This collection includes deeds, inventories and appraisements (1828–1908), tax digests (1850), wills (1888–1929), administrator and guardian bonds (1848–52), and World War I service records for Troup County, Georgia. Although this collection is browse only, each register typically includes an index to the records that follow. Browse the indexes to locate your ancestor’s record, and note the page number. Then browse to that page number to locate the record.
Deeds record the transfer of property from one party to another. Make note of other names on deeds. While some may be local officials, pay special attention to the names of witnesses, who were often family members, neighbors, and associates of your ancestor. Neighbors may also be named as owners of adjacent property in the property description. If your ancestor is the grantor of the property, search for an earlier deed that shows him acquiring the land.
Inventories and Appraisements
These records relate to probate records for Troup County and include the inventories of estates, as well as appraisals of their value. As part of the probate process, estates are inventoried by three parties without a vested interest in the will, but who may be relatives of the deceased. Inventories and appraisals offer you a unique look into the items in your ancestor’s household. Make note of the executor or administrator, since there is likely some sort of relationship.

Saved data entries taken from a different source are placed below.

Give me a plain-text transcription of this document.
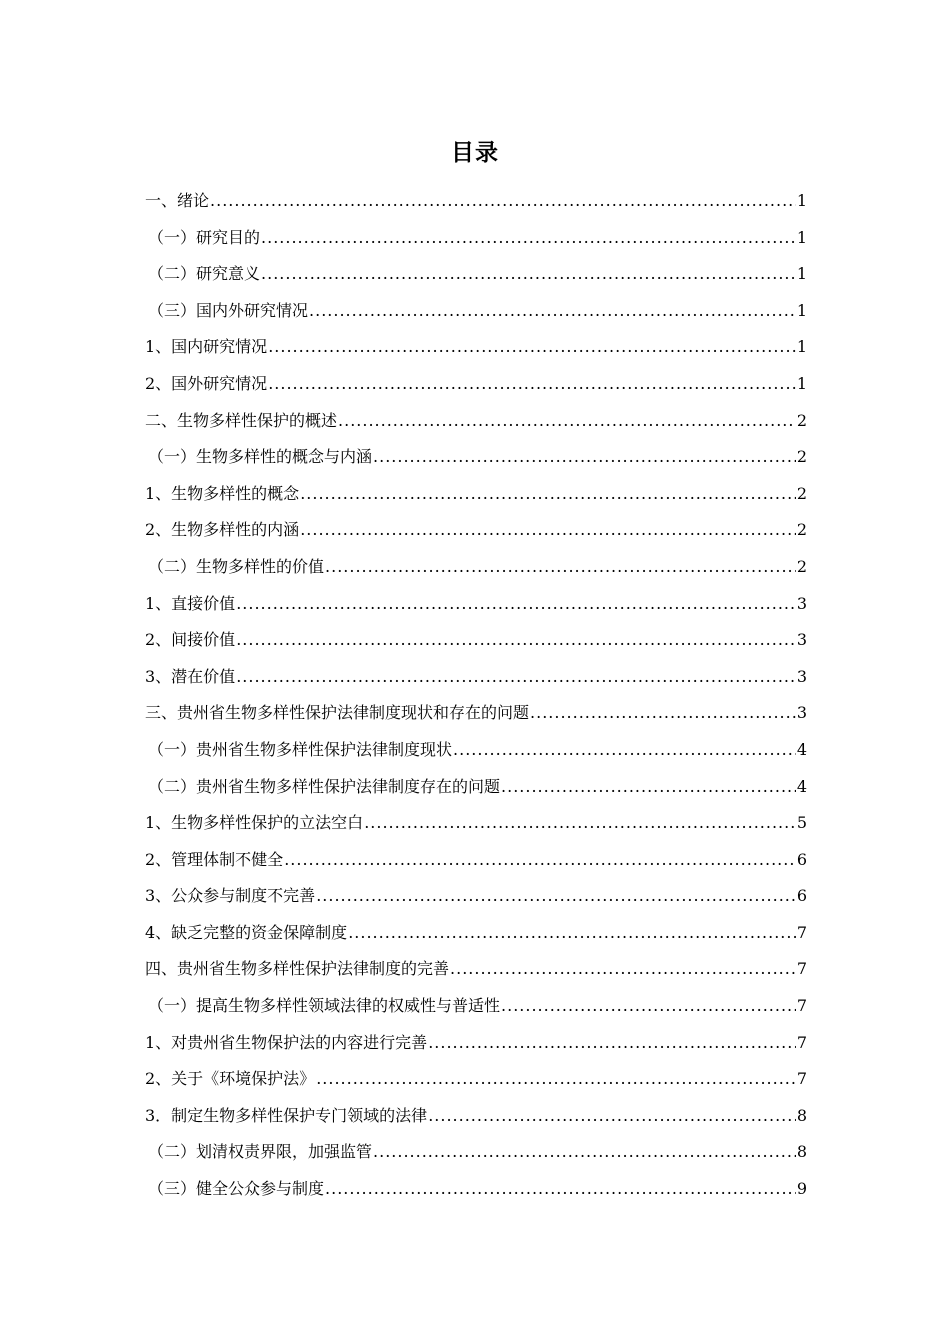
目录
一、绪论 .....	1
（一）研究目的 .....	1
（二）研究意义 .....	1
（三）国内外研究情况 .....	1
1、国内研究情况 .....	1
2、国外研究情况 .....	1
二、生物多样性保护的概述 .....	2
（一）生物多样性的概念与内涵 .....	2
1、生物多样性的概念 .....	2
2、生物多样性的内涵 .....	2
（二）生物多样性的价值 .....	2
1、直接价值 .....	3
2、间接价值 .....	3
3、潜在价值 .....	3
三、贵州省生物多样性保护法律制度现状和存在的问题 .....	3
（一）贵州省生物多样性保护法律制度现状 .....	4
（二）贵州省生物多样性保护法律制度存在的问题 .....	4
1、生物多样性保护的立法空白 .....	5
2、管理体制不健全 .....	6
3、公众参与制度不完善 .....	6
4、缺乏完整的资金保障制度 .....	7
四、贵州省生物多样性保护法律制度的完善 .....	7
（一）提高生物多样性领域法律的权威性与普适性 .....	7
1、对贵州省生物保护法的内容进行完善 .....	7
2、关于《环境保护法》 .....	7
3．制定生物多样性保护专门领域的法律 .....	8
（二）划清权责界限，加强监管 .....	8
（三）健全公众参与制度 .....	9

Wills are legal documents dictating how a person’s assets are to be disposed of upon his or her death. Family historians can learn a lot from these records because they typically include the names, and sometimes places of residence, of next of kin. Look for the names of spouses, children, siblings and other relatives, and make a note of unfamiliar names included for further research. They may turn out to be extended family that you’re not yet aware of. Note the order in which children are listed, since they are often listed in order of birth. The distribution of assets may also hold clues. Make notes of organizations—religious and otherwise—to which your ancestor bequeaths assets. There may be additional information about your ancestor in the records of that group. Transcribe the will and extract pertinent details so that you can follow up on all the clues found in these important documents.
Administrator and Guardian Bonds
Administrators were court-appointed persons who were responsible for administering the estate according to the prevailing laws. Guardians were appointed to look out for the interests of minor children of the deceased. Both administrators and guardians were required to post a bond equal to the amount of the estate to ensure proper distribution of the estate. Since bondsmen were bound to the interests of the estate and/or minor heirs, they were typically relatives or very close friends, so make note of their names. They can provide clues to a wife’s maiden name, in-laws, and other extended family.
World War I Service Records
In this portion of the collection you'll find official service records of the U.S. Army, Navy, and Marine Corps, 1917–1919, from Troup County, Georgia, as compiled by the Veterans Service Office of the State of Georgia. The World War I service records for each serviceman are filed alphabetically. Each record includes name, race, address, birth date and place, appointment (rank, date, and branch of service), promotions, assignments, principal stations, overseas service, and discharge.
Tax digests can be helpful in placing an ancestor in a particular place. Look for the number of "polls" to determine how many males, age 21 to 60, were in the household. They can also reveal personal details about your ancestor's property, economic status, and lifestyle. Details such as the number of slaves owned or hired, livestock, amount and types of land owned, savings and/or debt, income, and luxury items like carriages or billiard tables are among the items noted on tax digests.